Her reaction was guilt, concern and furrowed brow disappointment in herself. She forwarded me an email sent to her by a “respected” and much older industry colleague from another firm.
As I’ve taught her to when she wasn’t 100% sure on something, my junior staff member had drafted a response, but wanted to run it past me first.
As I read her responding email and then scrolled down to read the email that had prompted it my blood boiled in my veins.
Scrapping her response I lit up the keyboard with my own to the bully which said – in fairly plain terms, back down, stop bullying my staff member and do what was asked of you because it was perfectly reasonable.

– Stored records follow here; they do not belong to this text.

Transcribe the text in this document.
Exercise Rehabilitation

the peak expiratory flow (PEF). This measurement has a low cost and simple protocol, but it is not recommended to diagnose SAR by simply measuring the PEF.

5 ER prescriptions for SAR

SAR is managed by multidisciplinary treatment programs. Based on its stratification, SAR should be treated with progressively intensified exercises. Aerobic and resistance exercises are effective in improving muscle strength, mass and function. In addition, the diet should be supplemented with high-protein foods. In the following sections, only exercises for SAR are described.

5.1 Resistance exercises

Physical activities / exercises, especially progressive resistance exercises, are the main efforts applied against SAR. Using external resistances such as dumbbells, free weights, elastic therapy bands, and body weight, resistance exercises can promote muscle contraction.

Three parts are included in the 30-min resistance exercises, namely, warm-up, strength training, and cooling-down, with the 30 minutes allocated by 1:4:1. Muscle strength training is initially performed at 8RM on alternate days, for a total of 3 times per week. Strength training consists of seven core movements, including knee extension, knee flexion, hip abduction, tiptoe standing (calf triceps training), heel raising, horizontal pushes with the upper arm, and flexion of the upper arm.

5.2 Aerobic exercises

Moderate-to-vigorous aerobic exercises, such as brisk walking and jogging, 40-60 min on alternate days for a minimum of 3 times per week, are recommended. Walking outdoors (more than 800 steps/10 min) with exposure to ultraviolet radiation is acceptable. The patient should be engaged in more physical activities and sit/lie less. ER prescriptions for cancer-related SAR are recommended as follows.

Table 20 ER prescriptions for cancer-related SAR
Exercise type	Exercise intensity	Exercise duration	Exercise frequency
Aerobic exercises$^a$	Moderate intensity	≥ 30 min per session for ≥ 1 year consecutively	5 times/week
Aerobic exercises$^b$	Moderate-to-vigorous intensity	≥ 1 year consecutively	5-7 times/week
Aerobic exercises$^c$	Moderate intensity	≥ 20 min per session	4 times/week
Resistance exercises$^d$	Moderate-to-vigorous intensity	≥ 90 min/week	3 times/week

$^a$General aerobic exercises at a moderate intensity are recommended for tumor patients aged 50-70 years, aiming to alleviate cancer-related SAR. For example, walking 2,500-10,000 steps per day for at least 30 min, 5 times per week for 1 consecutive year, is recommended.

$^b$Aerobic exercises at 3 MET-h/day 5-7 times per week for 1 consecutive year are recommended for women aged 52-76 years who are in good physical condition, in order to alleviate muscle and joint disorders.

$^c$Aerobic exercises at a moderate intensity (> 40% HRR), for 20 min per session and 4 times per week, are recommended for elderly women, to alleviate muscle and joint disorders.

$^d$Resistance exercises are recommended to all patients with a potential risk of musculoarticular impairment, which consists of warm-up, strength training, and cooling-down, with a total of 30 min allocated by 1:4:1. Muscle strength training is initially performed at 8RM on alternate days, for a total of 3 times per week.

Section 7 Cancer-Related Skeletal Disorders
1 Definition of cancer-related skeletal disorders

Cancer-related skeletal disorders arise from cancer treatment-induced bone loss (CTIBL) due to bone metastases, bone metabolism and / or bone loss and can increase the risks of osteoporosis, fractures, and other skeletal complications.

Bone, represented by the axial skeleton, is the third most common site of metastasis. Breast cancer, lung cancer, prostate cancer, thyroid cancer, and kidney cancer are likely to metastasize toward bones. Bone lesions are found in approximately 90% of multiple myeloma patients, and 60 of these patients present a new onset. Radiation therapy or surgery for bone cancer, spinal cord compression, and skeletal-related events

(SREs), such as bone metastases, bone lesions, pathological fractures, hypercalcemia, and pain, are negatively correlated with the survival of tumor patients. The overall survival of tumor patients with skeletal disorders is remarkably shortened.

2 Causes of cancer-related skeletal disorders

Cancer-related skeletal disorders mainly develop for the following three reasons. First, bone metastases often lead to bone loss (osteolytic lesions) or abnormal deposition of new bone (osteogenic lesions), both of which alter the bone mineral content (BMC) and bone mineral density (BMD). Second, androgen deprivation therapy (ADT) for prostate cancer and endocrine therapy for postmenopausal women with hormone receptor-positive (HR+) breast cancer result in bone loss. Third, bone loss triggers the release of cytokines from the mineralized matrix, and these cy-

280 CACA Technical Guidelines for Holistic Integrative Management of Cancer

I haven’t had a lot to do with bullies in my life – I’m lucky for that and in this case, the bullying wasn’t directed at me, but at a young staff member in a (sadly successful) attempt to make her feel bad, small and less than for a perfectly reasonable and professional request that she had made on behalf of a customer.
The bullying was uncalled for, it was unnecessary and I’m dumfounded as to why someone like this person would feel the need to do it to someone 20+ years their junior.
What I’m also sad for – and I have to take the blame for this, is that I haven’t embodied my staff member with enough faith in herself yet to recognise this as bullying and to have come to me straight away rather than feeling bad. That’s a work in progress for me.